Ann Petry
In my mind I could see Harriet
hidden in the darkness. The moon was just a sliver in the sky. In the distance I
could hear the sounds of dogs and patrollers looking for her. That's how Ann
Petry worked on writing books. She put herself in the mind of the
character she was writing about.
Ann Lane (Petry) was born on October 12, 1908 in a small town in Connecticut called Old Saybrook. She was treated unfairly when she was young because she was black. Her mother told her stories about her ancestors to help her understand about prejudice. This inspired her to write.

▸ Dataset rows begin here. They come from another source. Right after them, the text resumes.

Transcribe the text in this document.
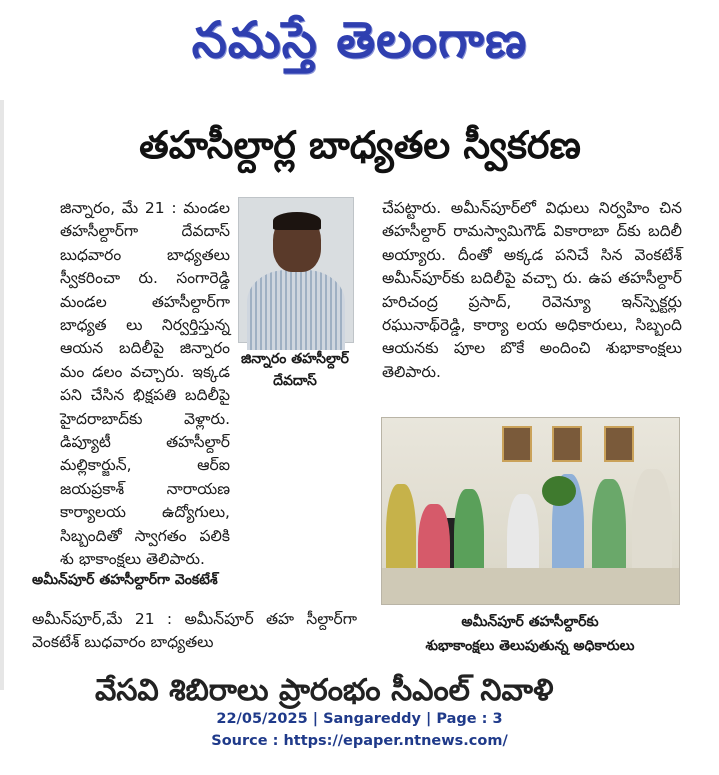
నమస్తే తెలంగాణ
తహసీల్దార్ల బాధ్యతల స్వీకరణ

జిన్నారం, మే 21 : మండల తహసీల్దార్‌గా దేవదాస్ బుధవారం బాధ్యతలు స్వీకరించా రు. సంగారెడ్డి మండల తహసీల్దార్‌గా బాధ్యత లు నిర్వర్తిస్తున్న ఆయన బదిలీపై జిన్నారం మం డలం వచ్చారు. ఇక్కడ పని చేసిన భిక్షపతి బదిలీపై హైదరాబాద్‌కు వెళ్లారు. డిప్యూటీ తహసీల్దార్ మల్లికార్జున్, ఆర్‌ఐ జయప్రకాశ్ నారాయణ కార్యాలయ ఉద్యోగులు, సిబ్బందితో స్వాగతం పలికి శు భాకాంక్షలు తెలిపారు.

జిన్నారం తహసీల్దార్ దేవదాస్
అమీన్‌పూర్ తహసీల్దార్‌గా వెంకటేశ్

అమీన్‌పూర్,మే 21 : అమీన్‌పూర్ తహ సీల్దార్‌గా వెంకటేశ్ బుధవారం బాధ్యతలు

చేపట్టారు. అమీన్‌పూర్‌లో విధులు నిర్వహిం చిన తహసీల్దార్ రామస్వామిగౌడ్ వికారాబా ద్‌కు బదిలీ అయ్యారు. దీంతో అక్కడ పనిచే సిన వెంకటేశ్ అమీన్‌పూర్‌కు బదిలీపై వచ్చా రు. ఉప తహసీల్దార్ హరిచంద్ర ప్రసాద్, రెవెన్యూ ఇన్‌స్పెక్టర్లు రఘునాథ్‌రెడ్డి, కార్యా లయ అధికారులు, సిబ్బంది ఆయనకు పూల బొకే అందించి శుభాకాంక్షలు తెలిపారు.

అమీన్‌పూర్ తహసీల్దార్‌కు
శుభాకాంక్షలు తెలుపుతున్న అధికారులు
వేసవి శిబిరాలు ప్రారంభం సీఎంల్‌ నివాళి
22/05/2025 | Sangareddy | Page : 3
Source : https://epaper.ntnews.com/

Her whole family worked as pharmacists and in 1931 Ann graduated from the University of Connecticut with a degree in pharmacy. After working in the family business for three years, Ann wrote for the Amsterdam News. On February 22, 1938 Ann married George David Petry. They had a daughter named Elisabeth. She later became a news reported and editor for other publications. In 1941 she founded Negro Women Incorporated.
She was the first African American to write a best-selling novel. In 1946 she wrote her first book, The Street, about a tragic story on a block in Harlem. For her work she won the Houghton Mifflin Literary Fellow Award in 1945. From 1944 until 1946 Ann studied creative writing at Columbia University in New York City. In 1947, she wrote The Country Place, a story about dishonesty in a group of white people in a small town in Connecticut. The Narrows was written in 1953. The Narrows is a story about Link Williams, an educated black man, who works in a bar in the black part of Monmouth, Connecticut. The book also tells of his love for a rich white woman.
Ann Petry also wrote several other historical biographies for children. Her most famous is Harriet Tubman: Conductor on the Underground Railroad.
Ann Petry died on April 28, 1997 in Old Saybrook, Ct.